Portnoy tweeted into the wee hours, during which he gave away his big news: His girlfriend had sex with her SoulCycle instructor while she was apparently supposed to be monogamous with Portnoy. As if it weren’t clear enough that he was planning to slut-shame her, he tweeted the following:

He wore a SoulCycle T-shirt to work the next day, and relayed the story on Barstool Radio, the site’s SiriusXM radio show. By the afternoon, Barstool had coined the term CuckCycle, which immediately became the moniker for the entire controversy. They even started selling CuckCycle T-shirts.

Selling T-shirts is a big part of their business — a business that’s so successful that Portnoy sold 51 percent of the company last year to media and entertainment mogul Peter Chernin, in a deal that valued Barstool at more than $10 million.

Barstool doesn’t have the incisive writing of Deadspin or the name recognition of ESPN, but it does employ a few genuinely sharp, entertaining personalities. It also has millions of sports fans who read its blogs and listen to its podcasts — many of them intensely loyal and self-described “Stoolies.”

So not surprisingly, once Portnoy put the story out there, his Stoolies did the rest, trolling SoulCycle’s social media accounts to the point that SoulCycle disabled comments on its Instagram account.

One Barstool reader found the Instagram account for a man alleged to be the SoulCycle instructor in question, and Barstool readers subsequently flooded his photos with comments. According to Portnoy, SoulCycle even circulated a memo about CuckCycle, telling its New York City employees to call the police if they encountered anyone from Barstool Sports in a studio.

To be clear, this wasn’t a goof — at least to Portnoy. He created the controversy solely to tell the world how big of a “trashbag” his ex-girlfriend is. Nor is this Barstool’s first controversy — or the first time it’s mobilized its readers to attack women online. In 2010, Portnoy wrote a blog post that joked women who wear skinny jeans deserve to be raped. And two years ago, Barstool readers mobilized against a female journalist who criticized “KFC,” one of Barstool’s most popular personalities. KFC bragged about the whole mini-controversy in a subsequent blog post.

Chernin’s decision to invest in the company was indefensible in light of these events, Michael McCarthy wrote in The Sporting News. “I can’t decide what’s worse: Sports ‘comedy’ sites that routinely demean women, or the corporate enablers who reward them.” (Full disclosure: McCarthy was a colleague of mine at Advertising Age.)

Not that it matters. Portnoy is a professed Trump supporter who gets off on “triggering” lefties (especially feminists), and will likely take the criticism as vindication. Which is to say, he’s a massive, gaping asshole.
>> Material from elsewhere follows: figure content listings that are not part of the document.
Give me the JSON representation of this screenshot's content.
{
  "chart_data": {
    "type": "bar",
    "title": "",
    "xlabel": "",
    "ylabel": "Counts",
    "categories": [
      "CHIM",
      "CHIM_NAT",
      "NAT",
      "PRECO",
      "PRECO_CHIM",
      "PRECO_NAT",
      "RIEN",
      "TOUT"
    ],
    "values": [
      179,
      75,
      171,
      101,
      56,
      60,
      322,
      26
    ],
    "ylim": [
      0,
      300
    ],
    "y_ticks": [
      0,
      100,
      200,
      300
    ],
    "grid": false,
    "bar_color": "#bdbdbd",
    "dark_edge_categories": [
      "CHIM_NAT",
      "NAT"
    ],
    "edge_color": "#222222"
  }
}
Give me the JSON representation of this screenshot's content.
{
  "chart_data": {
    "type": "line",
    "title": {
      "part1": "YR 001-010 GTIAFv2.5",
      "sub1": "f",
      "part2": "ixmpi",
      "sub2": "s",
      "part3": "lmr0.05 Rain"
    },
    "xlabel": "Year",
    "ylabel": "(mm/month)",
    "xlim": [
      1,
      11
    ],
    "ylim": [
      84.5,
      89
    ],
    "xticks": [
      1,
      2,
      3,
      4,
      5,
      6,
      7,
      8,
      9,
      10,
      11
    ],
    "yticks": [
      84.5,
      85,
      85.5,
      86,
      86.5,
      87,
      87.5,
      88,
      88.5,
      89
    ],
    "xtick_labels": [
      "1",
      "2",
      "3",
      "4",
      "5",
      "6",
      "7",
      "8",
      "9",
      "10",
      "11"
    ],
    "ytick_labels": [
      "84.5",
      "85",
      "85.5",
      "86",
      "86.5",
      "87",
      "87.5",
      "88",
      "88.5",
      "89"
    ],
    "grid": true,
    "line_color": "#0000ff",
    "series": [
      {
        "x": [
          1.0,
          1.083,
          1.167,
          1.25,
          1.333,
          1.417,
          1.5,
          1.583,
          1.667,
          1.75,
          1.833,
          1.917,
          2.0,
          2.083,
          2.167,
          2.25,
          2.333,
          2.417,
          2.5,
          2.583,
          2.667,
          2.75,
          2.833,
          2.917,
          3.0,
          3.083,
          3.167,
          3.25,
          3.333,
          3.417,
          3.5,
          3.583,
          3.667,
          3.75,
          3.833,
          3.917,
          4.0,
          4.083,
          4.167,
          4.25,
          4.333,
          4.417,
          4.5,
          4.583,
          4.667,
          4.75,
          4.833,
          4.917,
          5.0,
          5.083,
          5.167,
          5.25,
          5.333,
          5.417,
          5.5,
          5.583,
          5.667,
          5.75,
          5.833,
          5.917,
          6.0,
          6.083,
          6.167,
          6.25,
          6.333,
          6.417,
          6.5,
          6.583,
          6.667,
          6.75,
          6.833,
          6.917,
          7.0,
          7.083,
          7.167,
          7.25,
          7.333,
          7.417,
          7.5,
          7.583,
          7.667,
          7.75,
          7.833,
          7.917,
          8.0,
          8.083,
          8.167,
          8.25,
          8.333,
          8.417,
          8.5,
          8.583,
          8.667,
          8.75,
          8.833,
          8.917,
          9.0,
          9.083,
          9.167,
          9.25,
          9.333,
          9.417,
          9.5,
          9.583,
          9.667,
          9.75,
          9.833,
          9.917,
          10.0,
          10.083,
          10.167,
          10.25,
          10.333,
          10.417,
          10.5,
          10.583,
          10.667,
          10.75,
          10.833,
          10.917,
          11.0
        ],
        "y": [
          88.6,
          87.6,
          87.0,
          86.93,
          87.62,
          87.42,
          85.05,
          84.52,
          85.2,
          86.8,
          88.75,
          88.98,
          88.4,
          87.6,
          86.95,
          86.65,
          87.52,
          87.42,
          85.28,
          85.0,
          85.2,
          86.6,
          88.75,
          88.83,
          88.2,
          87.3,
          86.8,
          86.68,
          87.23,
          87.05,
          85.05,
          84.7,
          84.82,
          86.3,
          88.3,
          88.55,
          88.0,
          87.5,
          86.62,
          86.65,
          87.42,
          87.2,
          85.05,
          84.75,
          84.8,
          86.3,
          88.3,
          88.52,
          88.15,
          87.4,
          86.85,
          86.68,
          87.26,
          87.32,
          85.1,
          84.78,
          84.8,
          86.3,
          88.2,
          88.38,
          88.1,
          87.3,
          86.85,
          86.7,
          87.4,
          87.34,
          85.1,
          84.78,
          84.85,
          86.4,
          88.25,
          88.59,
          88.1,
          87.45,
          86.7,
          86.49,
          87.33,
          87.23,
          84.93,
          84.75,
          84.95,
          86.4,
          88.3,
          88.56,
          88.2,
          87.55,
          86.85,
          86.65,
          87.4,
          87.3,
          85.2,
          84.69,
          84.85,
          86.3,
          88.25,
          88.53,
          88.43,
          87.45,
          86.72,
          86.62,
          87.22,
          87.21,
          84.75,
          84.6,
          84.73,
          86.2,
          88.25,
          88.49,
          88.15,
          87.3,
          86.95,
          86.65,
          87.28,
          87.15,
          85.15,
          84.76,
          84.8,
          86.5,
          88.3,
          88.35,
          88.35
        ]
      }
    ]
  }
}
His whole shtick is a gives-zero-fucks Boston sports fan, and it’s why he’s beloved by his Stoolies.

It also puts him firmly on the attack — so firmly in fact that it subverts any other narrative. For example, from many of the barstools where I’ve sat, a guy whose girlfriend, wife, significant other, etc. left him for her tennis instructor, golf pro, trainer, etc. would’ve gotten a considerable amount of shit for being “cucked” — the blame and humiliation clearly on his shoulders. After all, he didn’t measure up to a man who could ride a stationary bike at speeds that could only make his heart explode.

That, however, isn’t as easy to put on a T-shirt.